The singer wants to know, "Is there anybody alive out there?'' -- something Springsteen's been asking his audiences for decades now.
"Radio Nowhere" -- with its "thousand guitars, pounding drums and a million voices speaking in tongues'' -- becomes the rallying cry for the gathering of a community, a community of those who stand ready to listen to the bright music and midnight black sentiments that follow.

No ben-wa balls in 'Bama

The Supreme Court yesterday refused to hear a challenge to Alabama's ban on the sale of sex toys. And what do you want to bet that Clarence Thomas breathed a sigh of relief over that particular turn of events? ("Oh, come on guys. Let's not go there. I don't need the aggravation.'')
So it's illegal to buy sex toys in Alabama, but not illegal to own them. You just have to cross state lines to get them, which probably makes returning faulty merchandise a real pain in the...neck. A slow leak in the blow-up doll and it turns into a day trip.
Look I understand that Alabama is thick with the sort of Baptists who are against sex because it might lead to dancing. But these are also red-state folks who want less government and capitalism up the wazoo.
If someone can make a buck selling a vibrator, legal everywhere but in Alabama, why not let the free market work? If the citizens of Alabama take umbrage at battery-powered pleasure, fine.
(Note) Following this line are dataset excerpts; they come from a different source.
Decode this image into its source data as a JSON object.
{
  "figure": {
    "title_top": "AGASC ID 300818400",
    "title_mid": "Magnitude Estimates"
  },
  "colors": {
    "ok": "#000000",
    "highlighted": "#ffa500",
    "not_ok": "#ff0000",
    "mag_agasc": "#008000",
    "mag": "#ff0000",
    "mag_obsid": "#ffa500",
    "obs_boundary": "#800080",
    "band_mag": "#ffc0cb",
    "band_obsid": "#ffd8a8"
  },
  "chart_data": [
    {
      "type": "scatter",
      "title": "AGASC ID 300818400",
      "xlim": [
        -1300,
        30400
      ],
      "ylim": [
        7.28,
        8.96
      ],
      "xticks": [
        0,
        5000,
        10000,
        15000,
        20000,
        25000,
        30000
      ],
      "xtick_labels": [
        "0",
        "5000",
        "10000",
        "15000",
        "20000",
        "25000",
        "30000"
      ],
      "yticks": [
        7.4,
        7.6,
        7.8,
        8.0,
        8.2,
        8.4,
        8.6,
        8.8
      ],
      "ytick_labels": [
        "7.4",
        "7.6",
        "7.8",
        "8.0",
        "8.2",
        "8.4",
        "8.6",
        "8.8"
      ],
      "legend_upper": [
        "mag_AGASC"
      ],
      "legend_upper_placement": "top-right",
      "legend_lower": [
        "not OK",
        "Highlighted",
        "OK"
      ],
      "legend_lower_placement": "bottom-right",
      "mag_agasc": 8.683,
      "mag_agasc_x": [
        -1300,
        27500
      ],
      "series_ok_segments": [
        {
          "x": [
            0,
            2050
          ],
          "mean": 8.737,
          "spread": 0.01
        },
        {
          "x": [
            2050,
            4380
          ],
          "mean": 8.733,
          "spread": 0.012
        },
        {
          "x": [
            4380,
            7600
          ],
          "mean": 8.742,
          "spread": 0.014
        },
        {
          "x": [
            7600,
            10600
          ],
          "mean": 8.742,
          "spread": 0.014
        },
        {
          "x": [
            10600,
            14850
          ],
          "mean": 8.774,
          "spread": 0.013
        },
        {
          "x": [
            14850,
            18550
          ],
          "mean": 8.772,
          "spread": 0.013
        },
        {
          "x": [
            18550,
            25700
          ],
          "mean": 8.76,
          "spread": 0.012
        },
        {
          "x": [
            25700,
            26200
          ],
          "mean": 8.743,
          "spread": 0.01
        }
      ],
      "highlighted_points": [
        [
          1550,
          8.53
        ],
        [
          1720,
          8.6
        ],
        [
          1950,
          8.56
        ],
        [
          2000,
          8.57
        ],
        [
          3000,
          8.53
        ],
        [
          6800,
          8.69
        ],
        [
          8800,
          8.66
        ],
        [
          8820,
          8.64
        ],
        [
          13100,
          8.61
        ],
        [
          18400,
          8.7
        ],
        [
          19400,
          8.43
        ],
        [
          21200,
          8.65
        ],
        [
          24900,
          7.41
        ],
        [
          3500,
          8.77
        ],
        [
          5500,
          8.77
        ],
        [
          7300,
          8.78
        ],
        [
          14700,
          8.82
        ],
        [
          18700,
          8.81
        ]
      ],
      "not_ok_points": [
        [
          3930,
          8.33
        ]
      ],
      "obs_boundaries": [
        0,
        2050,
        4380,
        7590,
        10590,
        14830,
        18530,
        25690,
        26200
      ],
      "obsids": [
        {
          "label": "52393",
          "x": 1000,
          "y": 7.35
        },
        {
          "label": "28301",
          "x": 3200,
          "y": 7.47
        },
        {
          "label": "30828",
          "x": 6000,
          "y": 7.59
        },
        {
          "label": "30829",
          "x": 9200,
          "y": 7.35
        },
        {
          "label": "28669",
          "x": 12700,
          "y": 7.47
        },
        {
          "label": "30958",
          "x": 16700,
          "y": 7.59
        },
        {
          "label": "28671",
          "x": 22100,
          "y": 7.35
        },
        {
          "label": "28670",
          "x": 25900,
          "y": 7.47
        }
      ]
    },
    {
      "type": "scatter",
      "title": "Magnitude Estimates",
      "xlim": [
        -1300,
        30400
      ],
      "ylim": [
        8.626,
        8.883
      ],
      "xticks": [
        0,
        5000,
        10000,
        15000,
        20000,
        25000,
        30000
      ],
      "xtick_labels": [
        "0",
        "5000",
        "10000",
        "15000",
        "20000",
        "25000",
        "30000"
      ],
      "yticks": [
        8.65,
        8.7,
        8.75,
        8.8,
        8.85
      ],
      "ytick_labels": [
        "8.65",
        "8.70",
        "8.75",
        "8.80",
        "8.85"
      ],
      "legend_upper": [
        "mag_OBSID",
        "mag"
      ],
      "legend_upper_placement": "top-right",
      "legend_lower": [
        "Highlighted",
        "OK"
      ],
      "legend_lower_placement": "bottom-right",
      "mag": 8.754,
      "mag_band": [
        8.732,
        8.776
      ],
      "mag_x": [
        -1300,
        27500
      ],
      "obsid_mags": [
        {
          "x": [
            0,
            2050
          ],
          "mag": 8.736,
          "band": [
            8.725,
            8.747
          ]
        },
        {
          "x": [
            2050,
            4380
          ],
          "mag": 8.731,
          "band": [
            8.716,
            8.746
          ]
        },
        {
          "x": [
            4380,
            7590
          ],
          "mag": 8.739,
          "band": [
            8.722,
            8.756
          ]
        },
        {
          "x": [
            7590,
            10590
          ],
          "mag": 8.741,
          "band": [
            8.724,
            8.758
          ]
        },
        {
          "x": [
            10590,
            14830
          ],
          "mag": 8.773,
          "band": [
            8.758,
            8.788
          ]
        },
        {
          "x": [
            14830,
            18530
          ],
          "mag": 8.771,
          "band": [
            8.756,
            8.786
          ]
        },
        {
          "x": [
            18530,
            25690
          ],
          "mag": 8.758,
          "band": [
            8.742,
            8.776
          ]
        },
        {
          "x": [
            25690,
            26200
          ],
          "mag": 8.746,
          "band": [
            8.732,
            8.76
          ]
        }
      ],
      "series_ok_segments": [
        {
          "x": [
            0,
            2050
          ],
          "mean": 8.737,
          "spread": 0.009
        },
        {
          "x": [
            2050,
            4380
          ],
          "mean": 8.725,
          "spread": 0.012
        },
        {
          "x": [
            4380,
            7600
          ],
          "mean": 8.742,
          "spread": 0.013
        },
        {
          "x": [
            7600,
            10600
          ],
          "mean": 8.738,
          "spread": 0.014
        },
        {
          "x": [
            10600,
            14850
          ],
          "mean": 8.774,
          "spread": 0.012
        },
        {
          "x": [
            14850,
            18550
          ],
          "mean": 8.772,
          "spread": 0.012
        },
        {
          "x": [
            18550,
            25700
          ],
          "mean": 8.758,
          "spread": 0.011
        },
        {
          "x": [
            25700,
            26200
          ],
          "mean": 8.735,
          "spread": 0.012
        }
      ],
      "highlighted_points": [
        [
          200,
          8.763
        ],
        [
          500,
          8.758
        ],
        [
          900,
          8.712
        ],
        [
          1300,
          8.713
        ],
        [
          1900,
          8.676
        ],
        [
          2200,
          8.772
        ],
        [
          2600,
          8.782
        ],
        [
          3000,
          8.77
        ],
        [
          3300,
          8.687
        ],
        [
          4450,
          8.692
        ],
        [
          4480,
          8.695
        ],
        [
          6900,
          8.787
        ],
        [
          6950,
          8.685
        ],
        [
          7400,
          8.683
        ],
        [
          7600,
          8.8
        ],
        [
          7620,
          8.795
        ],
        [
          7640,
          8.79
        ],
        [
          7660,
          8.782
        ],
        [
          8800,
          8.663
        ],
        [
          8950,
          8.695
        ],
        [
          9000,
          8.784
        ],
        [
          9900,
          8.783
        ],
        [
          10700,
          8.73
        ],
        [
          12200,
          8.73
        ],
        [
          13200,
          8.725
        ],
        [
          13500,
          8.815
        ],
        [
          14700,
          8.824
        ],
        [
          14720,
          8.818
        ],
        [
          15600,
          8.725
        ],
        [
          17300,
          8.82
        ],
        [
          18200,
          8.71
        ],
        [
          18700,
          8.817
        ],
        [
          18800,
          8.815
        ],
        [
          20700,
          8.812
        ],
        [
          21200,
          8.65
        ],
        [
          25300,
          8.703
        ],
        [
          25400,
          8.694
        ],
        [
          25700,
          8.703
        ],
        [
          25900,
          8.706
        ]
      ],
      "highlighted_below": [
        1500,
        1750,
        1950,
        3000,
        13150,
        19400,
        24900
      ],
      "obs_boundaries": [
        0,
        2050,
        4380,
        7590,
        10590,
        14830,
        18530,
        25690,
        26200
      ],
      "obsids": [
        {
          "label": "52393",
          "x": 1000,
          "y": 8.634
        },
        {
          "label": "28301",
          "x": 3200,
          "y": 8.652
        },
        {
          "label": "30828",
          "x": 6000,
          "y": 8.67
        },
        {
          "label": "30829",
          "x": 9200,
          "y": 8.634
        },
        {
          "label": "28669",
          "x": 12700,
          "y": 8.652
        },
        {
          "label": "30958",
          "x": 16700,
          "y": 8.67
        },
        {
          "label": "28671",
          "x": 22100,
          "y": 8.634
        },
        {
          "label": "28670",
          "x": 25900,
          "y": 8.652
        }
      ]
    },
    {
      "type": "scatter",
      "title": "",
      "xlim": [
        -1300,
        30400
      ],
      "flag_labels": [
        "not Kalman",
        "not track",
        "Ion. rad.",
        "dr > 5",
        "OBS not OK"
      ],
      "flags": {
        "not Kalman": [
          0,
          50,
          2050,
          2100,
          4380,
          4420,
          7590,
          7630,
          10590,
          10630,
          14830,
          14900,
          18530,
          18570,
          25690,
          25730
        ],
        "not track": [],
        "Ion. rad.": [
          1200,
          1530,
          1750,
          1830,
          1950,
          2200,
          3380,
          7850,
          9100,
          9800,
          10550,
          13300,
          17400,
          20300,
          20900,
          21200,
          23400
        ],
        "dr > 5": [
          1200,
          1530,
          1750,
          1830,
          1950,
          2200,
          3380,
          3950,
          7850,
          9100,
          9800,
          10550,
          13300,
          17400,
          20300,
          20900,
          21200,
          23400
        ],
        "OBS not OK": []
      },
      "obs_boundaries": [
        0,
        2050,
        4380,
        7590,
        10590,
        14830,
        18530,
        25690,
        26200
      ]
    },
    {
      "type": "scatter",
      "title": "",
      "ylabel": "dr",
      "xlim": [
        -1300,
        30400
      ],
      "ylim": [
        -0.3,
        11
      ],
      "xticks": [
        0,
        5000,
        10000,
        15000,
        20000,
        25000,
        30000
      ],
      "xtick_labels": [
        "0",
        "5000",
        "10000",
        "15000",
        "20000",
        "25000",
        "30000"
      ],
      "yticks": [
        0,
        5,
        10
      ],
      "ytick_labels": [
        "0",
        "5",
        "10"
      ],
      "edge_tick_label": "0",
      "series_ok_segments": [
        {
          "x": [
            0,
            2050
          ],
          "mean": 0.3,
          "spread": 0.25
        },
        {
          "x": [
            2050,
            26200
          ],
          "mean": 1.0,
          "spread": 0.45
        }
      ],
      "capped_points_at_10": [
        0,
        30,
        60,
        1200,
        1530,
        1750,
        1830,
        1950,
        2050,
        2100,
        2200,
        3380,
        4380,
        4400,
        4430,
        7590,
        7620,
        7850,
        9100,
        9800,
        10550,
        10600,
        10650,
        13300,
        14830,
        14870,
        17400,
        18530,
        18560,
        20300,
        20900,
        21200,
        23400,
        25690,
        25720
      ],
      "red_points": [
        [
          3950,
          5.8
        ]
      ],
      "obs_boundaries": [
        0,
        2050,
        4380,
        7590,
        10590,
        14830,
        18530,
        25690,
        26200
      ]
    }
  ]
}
But some folks might want a little technological kickstart and who can blame them.
The Supreme Court wants to let states into our bedrooms (or the living room, if the kids are out of the house) and something seems wrong with that.

Monday, October 01, 2007

Helping out the Supremes

The Supreme Court begins its work today, the first Monday in October. Judging from news accounts of the cases they will decide, this has to be an easy term for them. This probably explains why Clarence Thomas is all over television hawking his new book. The guy has a chip on his shoulder, if you ask me.
But the nine judges can clear at least some of the docket pretty toute de suite:

Lethal injection: the case is whether the current cocktail of drugs used to introduce a death row inmate to the Grim Reaper creates an unnecesary risk of pain so as to render it cruel and unusual punishment. For or against capital punishment, there's no reason for the state to torture someone before they execute him or her. That's what the Taliban does.

401(k): so this guy loses $150,000 from his retirement fund because somebody was asleep at the switch and didn't switch his money to less risky investments after he specifically asked him to. If my wife asks me to bring home milk and I forget, there's hell to pay. I say, pay the guy.

Guns: Nice try, D.C., but you can't do an end run around 200 years of history and the Second Amendment itself (even with the word "Militia" stuck in there) and ban handguns outright. This law should be overturned.

Voters: Requiring a photo ID to cast a ballot seems like a good idea, except that Republicans have photos of themselves at the country club and mostly Democratic stalwarts in the minority community and folks like my 90-year-old mom would be hard pressed to come up with the proper documents at the polling place. Republicans must be getting nervous when they think my mom, a registered voter in Roosevelt Democrat mode, shouldn't be able to vote.
See? This Supreme Court stuff is easy.